Other places have citizens coping with difficulties, but often within a support system of fellows dealing with similar circumstances. Like this group of daily-wage labourers hailing from Jhansi district, living together on the footpath near Gurgaon rail station. Or like the beggars who live with their families under the Oberoi Hotel flyover in Delhi. In Chelmsford, though, each homeless person seems to be totally alone, and barely noticeable at that, as if swallowed by the otherwise super-hectic life of the road. The avenue with pedestrian-friendly paths connects Connaught Place to New Delhi rail station, and is full of barber stalls, bhelpuri eateries, chai shacks, government offices, temples and (extremely beautiful) trees.

Whatever, consider the encounters this afternoon. An elderly man sitting on a heap of fallen leaves, his face blank. Another man, his bare feet covered with flies, his face blank. Yet another man lying on the footpath, his head resting on a suitcase, his face blank. “I left my wife and parents in Punjab… no money now. How can I find work in Dilli?” A rickshaw puller is sleeping on his rickshaw’s back-seat, his face invisible, wrapped in a gamcha, as if he were an Egyptian mummy. The bus shelter is crammed with waiting commuters, but one man in wheel chair is turned away from the road, towards the footpath behind, silent. He lives in this bus shelter, he says.

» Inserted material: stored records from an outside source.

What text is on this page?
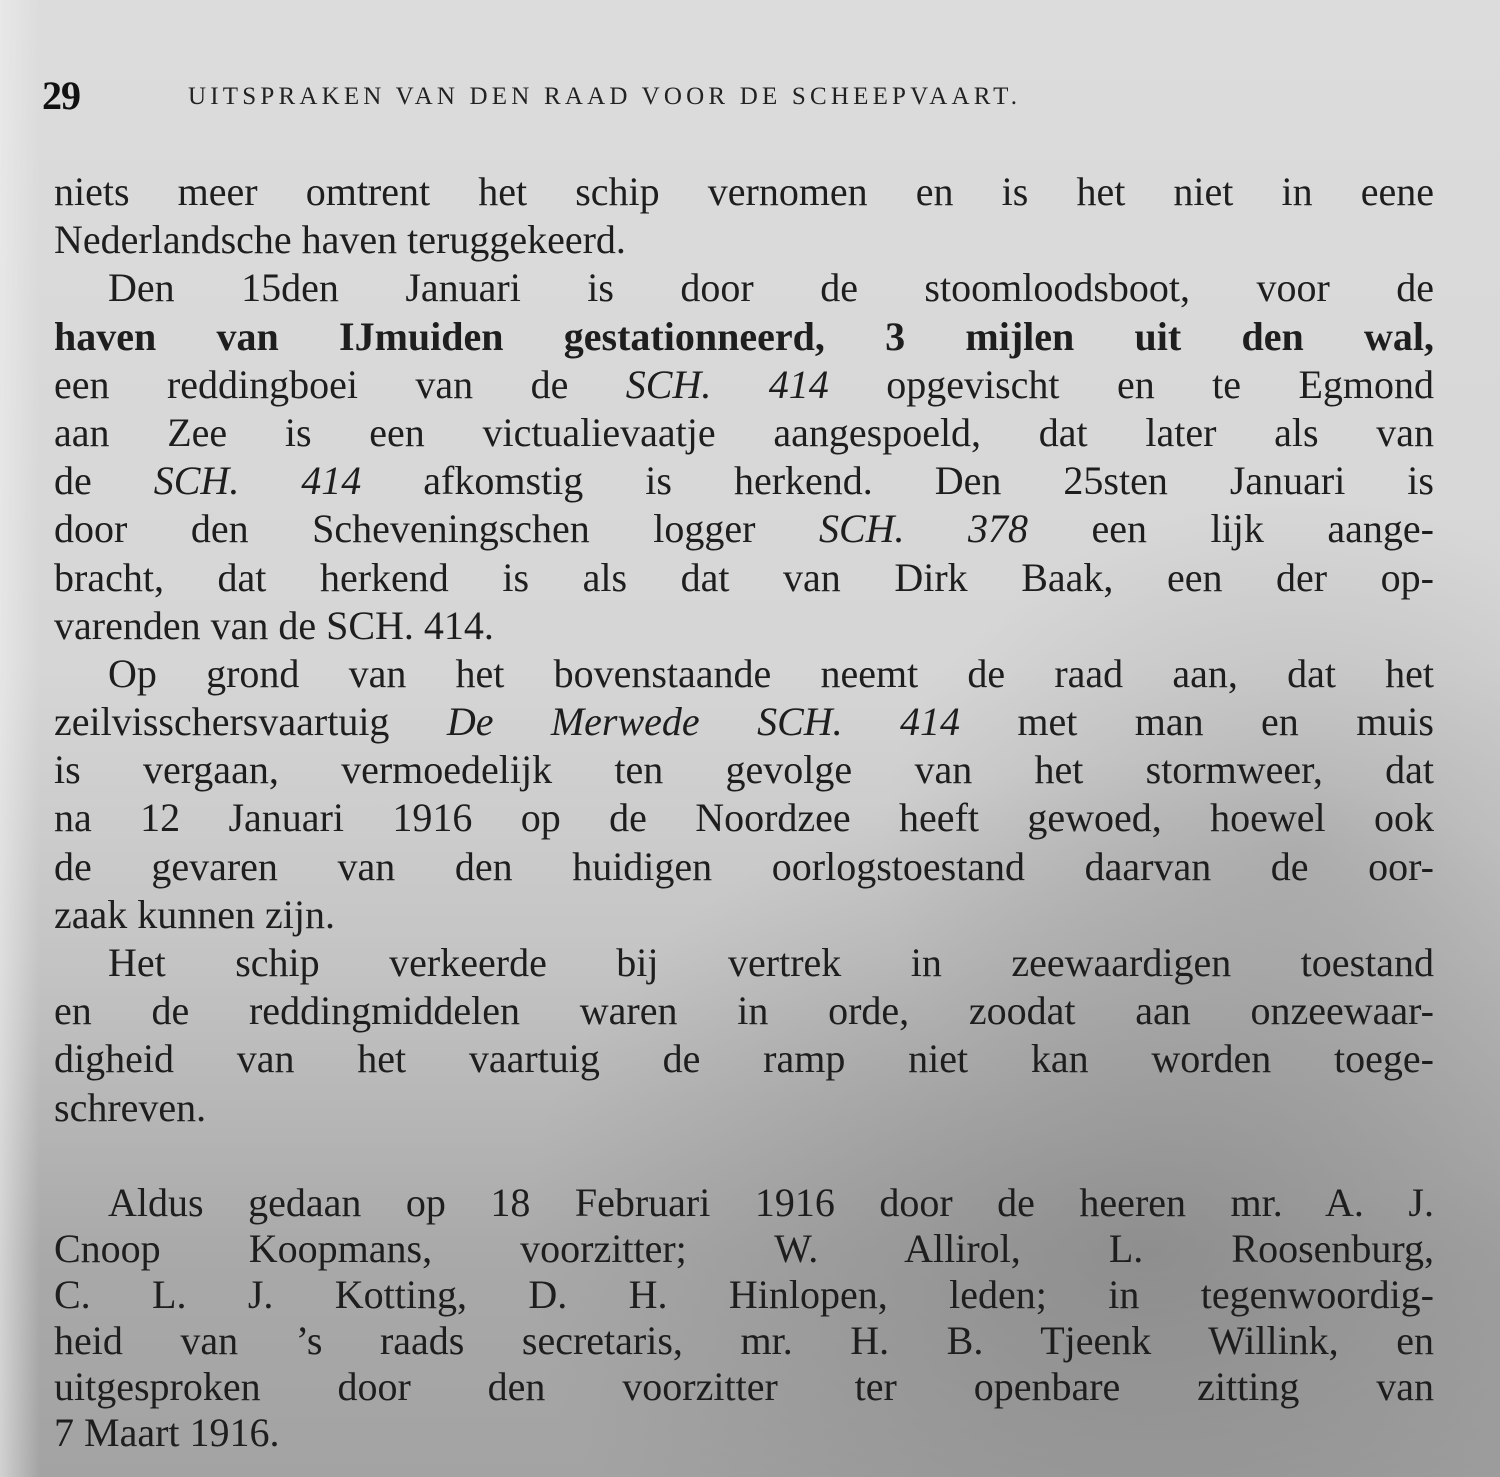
29	UITSPRAKEN VAN DEN RAAD VOOR DE SCHEEPVAART.
niets meer omtrent het schip vernomen en is het niet in eene
Nederlandsche haven teruggekeerd.
Den 15den Januari is door de stoomloodsboot, voor de
haven van IJmuiden gestationneerd, 3 mijlen uit den wal,
een reddingboei van de SCH. 414 opgevischt en te Egmond
aan Zee is een victualievaatje aangespoeld, dat later als van
de SCH. 414 afkomstig is herkend. Den 25sten Januari is
door den Scheveningschen logger SCH. 378 een lijk aange-
bracht, dat herkend is als dat van Dirk Baak, een der op-
varenden van de SCH. 414.
Op grond van het bovenstaande neemt de raad aan, dat het
zeilvisschersvaartuig De Merwede SCH. 414 met man en muis
is vergaan, vermoedelijk ten gevolge van het stormweer, dat
na 12 Januari 1916 op de Noordzee heeft gewoed, hoewel ook
de gevaren van den huidigen oorlogstoestand daarvan de oor-
zaak kunnen zijn.
Het schip verkeerde bij vertrek in zeewaardigen toestand
en de reddingmiddelen waren in orde, zoodat aan onzeewaar-
digheid van het vaartuig de ramp niet kan worden toege-
schreven.
Aldus gedaan op 18 Februari 1916 door de heeren mr. A. J.
Cnoop Koopmans, voorzitter; W. Allirol, L. Roosenburg,
C. L. J. Kotting, D. H. Hinlopen, leden; in tegenwoordig-
heid van ’s raads secretaris, mr. H. B. Tjeenk Willink, en
uitgesproken door den voorzitter ter openbare zitting van
7 Maart 1916.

Meanwhile, the long pavement is littered with currently unattended possessions: a pink teddy bear, a knotted bundle (stuffed inside the hollow of a tree trunk), a brick stove with half-burnt wood, a torn mattress.

In one place along the pave, the side-wall is alive with colourfully painted drawings. One panel shows a white heron standing beside a numerical rendering of the current year, painted in red against a background of green. A man—a real man, not a painted figure—in red sweater and black pants is lying underneath this 2023. His eyes are closed, his face doesn’t look blank. It seems to be at rest, for now.